Many politicians have fanned the flames of anti-homosexual sentiment over the years – as politicians in Zambia are currently doing – and former Namibian President Sam Nujoma was one of the most outspoken. At various times, he called for the ‘rejection’ and ‘condemnation’ of homosexuality by Namibian society, while also saying that police had been ordered to ‘arrest, imprison and deport’ gays. Another prominent Cabinet Minister, Jerry Ekandjo, took hate speech to another level when he went to the extent of calling for gays to be ‘eliminated’.
Most recently, as news spread of a gay couple who had married in South Africa and returned to Namibia, the Secretary of the Youth League of the ruling SWAPO party, Elijah Ngurare, posted a tweet saying that “The socalled first gay marriage in Namibia is an abomination and illegal. It is moral decay at its worst, the police must arrest them.”
Although Namibia has a Constitution with an inalienable Bill of Rights, it also still has a shocking sodomy law in place, which was enacted under South African rule way back in 1927. There appears to be no immediate move to rescind it on the part of politicians, and so it will probably be up to the Legal Assistance Centre or another NGO to mount a court challenge in the future to finally get this law repealed.

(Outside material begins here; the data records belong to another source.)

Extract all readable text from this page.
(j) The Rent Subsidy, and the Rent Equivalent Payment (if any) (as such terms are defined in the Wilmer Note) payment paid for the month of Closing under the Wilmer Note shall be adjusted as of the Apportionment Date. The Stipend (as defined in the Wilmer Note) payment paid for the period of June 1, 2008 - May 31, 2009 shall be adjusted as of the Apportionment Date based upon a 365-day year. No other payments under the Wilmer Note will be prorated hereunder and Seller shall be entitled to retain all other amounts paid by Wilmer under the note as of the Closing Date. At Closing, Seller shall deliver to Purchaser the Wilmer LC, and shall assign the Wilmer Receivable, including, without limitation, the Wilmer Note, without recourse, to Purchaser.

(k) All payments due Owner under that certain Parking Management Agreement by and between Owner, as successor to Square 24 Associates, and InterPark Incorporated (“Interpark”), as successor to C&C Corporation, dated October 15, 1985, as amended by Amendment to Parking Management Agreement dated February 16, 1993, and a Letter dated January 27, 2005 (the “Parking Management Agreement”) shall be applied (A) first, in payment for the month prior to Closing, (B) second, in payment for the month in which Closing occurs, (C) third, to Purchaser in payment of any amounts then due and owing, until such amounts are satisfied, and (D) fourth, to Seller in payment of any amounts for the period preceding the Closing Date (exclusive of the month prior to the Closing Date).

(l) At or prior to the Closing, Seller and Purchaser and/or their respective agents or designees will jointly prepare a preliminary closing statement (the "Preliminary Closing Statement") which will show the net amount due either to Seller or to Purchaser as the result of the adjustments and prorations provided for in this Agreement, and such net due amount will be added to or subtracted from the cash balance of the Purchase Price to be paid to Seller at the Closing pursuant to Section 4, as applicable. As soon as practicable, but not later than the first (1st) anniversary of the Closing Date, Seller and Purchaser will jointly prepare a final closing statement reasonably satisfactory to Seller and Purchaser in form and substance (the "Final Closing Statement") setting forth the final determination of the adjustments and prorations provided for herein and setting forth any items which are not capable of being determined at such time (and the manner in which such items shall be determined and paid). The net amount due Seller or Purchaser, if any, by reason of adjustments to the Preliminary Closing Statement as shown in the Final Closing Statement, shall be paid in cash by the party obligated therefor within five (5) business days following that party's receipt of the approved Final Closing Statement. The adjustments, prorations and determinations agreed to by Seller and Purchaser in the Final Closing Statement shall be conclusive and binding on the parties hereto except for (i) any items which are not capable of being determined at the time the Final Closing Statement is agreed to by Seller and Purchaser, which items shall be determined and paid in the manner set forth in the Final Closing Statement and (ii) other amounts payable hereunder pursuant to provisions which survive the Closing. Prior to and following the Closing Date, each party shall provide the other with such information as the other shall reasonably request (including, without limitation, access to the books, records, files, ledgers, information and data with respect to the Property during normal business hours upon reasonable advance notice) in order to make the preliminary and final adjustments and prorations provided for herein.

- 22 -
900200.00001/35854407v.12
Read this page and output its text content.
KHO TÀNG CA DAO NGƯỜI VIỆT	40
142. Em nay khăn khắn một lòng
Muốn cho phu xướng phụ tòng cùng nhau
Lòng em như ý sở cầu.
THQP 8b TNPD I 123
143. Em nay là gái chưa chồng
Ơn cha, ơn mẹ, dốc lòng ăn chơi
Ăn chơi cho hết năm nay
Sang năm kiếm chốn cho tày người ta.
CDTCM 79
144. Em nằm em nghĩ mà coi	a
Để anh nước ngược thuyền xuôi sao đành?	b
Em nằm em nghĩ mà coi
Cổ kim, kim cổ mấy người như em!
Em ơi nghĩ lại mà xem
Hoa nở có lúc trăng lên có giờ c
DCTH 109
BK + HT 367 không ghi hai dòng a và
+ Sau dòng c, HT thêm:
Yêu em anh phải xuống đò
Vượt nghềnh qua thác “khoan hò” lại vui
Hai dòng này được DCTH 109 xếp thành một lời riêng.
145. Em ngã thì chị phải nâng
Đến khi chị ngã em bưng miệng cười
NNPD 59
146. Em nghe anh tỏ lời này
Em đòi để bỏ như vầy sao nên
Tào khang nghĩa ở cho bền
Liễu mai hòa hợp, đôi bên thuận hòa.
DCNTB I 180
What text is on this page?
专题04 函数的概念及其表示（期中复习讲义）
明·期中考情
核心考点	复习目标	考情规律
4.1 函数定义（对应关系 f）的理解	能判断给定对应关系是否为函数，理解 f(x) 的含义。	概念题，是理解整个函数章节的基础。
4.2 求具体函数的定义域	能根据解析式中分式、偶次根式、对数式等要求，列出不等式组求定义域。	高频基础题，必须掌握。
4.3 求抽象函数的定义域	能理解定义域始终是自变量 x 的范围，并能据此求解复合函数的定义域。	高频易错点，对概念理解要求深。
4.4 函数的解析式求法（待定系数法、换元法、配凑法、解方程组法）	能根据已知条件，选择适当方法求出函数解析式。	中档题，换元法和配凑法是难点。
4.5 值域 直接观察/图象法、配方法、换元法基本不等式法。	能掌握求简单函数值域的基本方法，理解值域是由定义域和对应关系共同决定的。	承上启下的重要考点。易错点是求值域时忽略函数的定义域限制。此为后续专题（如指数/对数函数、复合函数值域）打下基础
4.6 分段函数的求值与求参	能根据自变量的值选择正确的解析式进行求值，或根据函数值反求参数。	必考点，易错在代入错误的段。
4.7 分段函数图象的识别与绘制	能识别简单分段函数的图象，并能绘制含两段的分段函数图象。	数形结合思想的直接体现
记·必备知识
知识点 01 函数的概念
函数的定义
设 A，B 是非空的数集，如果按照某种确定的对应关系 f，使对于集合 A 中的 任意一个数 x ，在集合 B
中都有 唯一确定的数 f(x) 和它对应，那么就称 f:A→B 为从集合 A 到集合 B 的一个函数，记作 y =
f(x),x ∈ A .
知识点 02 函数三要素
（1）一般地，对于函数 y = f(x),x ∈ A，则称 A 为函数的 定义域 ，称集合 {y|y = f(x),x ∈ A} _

Meanwhile, as Linda Baumann of Out-Right Namibia confirms, many gay men will continue to enter ‘straight’ marriages to bow to convention, while lesbians will continue to face the very real threat of rape from men seeking to ‘cure’ them. And unsurprisingly – given the prevalent prejudice and the often hostile and violent public reactions to the ‘gay’ issue whenever it surfaces – most gay Namibians will continue to be hesitant and afraid of openly acknowledging their sexuality.